Buddy Miles – ‘Down by the River’

Singing drummers don’t come along all that often, but when they do, they never come much better than Buddy Miles. Maybe Levon Helm runs him close, but that’s about it.
Though he famously played behind greats like Wilson Pickett and Jimi Hendrix, he was at his best when he was really given room to spread out and shine, like when he joined Michael Bloomfield’s project The Electric Flag. Though the band boasted the equally brilliant vocalist Nick Gravenites, Miles was exuberant and superlative on tracks like ‘Over Loving You’. He was at his best there, and he was at his best here, too, when covering ‘Down By The River’.

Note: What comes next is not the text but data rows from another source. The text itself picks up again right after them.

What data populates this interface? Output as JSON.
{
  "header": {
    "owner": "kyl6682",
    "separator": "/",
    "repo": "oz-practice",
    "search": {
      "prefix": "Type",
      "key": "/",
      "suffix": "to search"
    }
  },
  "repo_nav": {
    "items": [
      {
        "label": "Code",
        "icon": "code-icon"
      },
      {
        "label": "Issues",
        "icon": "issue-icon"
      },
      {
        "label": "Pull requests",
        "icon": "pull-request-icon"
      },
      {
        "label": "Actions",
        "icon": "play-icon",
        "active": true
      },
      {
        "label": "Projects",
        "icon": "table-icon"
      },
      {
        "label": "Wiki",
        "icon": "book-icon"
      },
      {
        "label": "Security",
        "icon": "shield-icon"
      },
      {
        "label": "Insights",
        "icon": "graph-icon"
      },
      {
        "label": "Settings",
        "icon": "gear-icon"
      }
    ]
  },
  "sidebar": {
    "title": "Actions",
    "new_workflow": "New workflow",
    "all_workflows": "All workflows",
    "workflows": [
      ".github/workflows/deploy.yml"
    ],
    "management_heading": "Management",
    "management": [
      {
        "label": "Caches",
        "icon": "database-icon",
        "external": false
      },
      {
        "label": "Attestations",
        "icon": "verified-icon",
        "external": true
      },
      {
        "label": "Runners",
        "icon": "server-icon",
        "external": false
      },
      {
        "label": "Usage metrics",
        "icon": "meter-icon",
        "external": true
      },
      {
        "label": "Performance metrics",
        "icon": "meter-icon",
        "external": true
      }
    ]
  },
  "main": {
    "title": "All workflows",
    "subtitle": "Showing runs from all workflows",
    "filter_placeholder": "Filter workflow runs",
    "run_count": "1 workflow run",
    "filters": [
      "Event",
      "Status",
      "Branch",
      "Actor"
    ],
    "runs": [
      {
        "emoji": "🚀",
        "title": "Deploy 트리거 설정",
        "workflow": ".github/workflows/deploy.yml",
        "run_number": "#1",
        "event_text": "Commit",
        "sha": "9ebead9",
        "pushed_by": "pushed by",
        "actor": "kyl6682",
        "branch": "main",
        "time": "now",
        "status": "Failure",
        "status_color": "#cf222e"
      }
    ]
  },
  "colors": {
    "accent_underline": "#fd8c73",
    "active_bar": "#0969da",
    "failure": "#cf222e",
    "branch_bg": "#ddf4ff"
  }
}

Merry Clayton – ‘Southern Man’

“Southern man, better keep your head / Don’t forget what your good book said” is a lyric that is as powerful and as prescient in 2025 as it was when it was written in 1970, but there is something far more powerful and prescient about hearing a black woman born in New Orleans singing the rest of the lyrics in this song as a white man from Canada, or just about anyone else, singing them.
Clayton, of course, is best known for her starring guest appearance on The Rolling Stones’ opus ‘Gimme Shelter’, but she should be best known for this, her funk-fuelled, fire-and-hellstone ‘Southern Man’.
Propelled by Paul Humphrey on drums, Billy Preston and Joe Sample on keyboards and David T Walker on guitar, and with none other than Carole King and Curtis Amy on backing vocal duty, this is one of the most swaggering, scorching, powerful and soulful three minutes of music you could ever hope to hear.